Kolumbien

Projekt: Bau eines Gesundheitszentrum, Amagá

Projektebeschreibung:

 

Zielgruppe: ärmste Bevölkerungsschicht in Amagá, Kinder und Jugendliche der Jugendzentren in Amagá und Angelópolis

Ziele des Projekts: Ernährungsprogramme gegen die Unterernährung, medizinische Versorgung von Kindern und Jugendlichen, Eröffnung des Services mit einer Allgemeinärztin, einer Zahnärztin und einer Ernährungsberaterin, Vorsorgeprogramme für Kinder, Erzieher und Familien

Maßnahmen: 

  • 20 Vorsorgeprogramme in Ernährung: 4 Kurse mit Kindern und Jugendlichen in Amagá und Angelópolis, 2 Kurse mit den Erziehern, 2 Kurse mit den für die Speisezubereitung zuständigen Frauen des Speisesaals, 2 Kurse mit den Familien der Kinder
  • Allgemeinmedizin: Insgesamt wurden 245 Kinder und Jugendliche der Jugendzentren in Amagá und Angelópolis und 40 Kinder, die in den Werkstätten ausgebildet werden, versorgt. Es wurden 1416 ärztliche Untersuchungen, 61 Weiterleitungen an Zentren 2. und 3. Grades und 142 Behandlungen vorgenommen. Die häufigsten Diagnosen waren Parasitenbefall, Infekte der oberen Luftwege, Verstauchungen und Prellungen, Migräne, Gicht, Skabies, Unterernährung, grippale Infekte, Asthma
  • Zahnmedizin: Bis zum heutigen Zeitpunkt wurden 245 Kinder und Jugendliche behandelt.

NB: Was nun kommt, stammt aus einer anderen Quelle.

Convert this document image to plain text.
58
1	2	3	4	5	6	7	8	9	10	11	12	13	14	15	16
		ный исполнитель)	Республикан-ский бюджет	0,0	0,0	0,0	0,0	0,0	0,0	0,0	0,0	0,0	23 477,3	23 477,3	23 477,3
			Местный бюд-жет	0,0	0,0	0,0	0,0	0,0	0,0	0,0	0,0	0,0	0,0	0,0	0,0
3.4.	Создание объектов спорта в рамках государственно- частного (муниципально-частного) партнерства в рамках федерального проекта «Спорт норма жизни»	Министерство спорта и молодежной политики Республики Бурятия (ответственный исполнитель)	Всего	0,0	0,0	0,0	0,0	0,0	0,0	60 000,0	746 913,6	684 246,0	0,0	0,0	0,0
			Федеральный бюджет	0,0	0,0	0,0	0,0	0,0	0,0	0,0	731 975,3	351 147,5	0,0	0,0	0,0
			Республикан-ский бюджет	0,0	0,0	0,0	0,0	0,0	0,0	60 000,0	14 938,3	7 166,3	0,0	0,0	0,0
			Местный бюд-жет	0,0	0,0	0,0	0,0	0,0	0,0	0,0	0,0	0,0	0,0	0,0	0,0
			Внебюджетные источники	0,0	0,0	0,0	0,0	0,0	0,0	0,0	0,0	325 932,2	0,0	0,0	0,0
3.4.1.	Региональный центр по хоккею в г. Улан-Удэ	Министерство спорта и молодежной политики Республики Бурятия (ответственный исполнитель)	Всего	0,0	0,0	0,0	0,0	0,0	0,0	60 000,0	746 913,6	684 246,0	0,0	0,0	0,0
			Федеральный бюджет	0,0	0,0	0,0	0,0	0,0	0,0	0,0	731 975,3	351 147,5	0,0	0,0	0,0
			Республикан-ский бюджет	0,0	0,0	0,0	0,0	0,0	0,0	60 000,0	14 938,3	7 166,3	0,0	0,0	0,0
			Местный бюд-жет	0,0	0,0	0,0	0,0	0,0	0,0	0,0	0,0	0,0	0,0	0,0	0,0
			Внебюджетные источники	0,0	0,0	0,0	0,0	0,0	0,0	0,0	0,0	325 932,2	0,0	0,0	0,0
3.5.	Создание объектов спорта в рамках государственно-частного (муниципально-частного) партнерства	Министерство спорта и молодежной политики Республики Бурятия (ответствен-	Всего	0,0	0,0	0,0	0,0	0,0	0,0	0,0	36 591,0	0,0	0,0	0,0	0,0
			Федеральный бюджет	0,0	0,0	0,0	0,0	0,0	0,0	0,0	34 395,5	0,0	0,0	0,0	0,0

Es erfolgten 598 reguläre Termine, 24 Notfälle, 158 halbjährliche Untersuchungen und 1772 zahnärztliche Behandlungen. Die häufigsten Diagnosen waren: Karieserkrankungen, Zahnfleischentzündungen (Gingivitis), Nekrosen der Zahnpulpa, Zahnverletzungen, Erkrankungen des Zahnschmelzes, Pulpitis irreversibel, Pulpitis reversibel, partielle Zahnlosigkeit, Bruximus (Knirschen)
  • Vorsorgeprogramme: 6 Kurse für Kinder und Jugendliche, 9 Kurse für Erzieher, 5 Kurse mit den Familien, Unterricht und Vorträge hinsichtlich der Erkennung und Behandlung von Allgemeinerkrankungen, sexueller Belästigung und Zahnpflege, Vorführung von Erziehungs- und Vorsorgevideos in den Themenbereichen der Geburtenkontrolle, der Medikamentenabhängigkeit, der Vorbeugung von Geschlechtskrankheiten und der Bewusstseinsbildung.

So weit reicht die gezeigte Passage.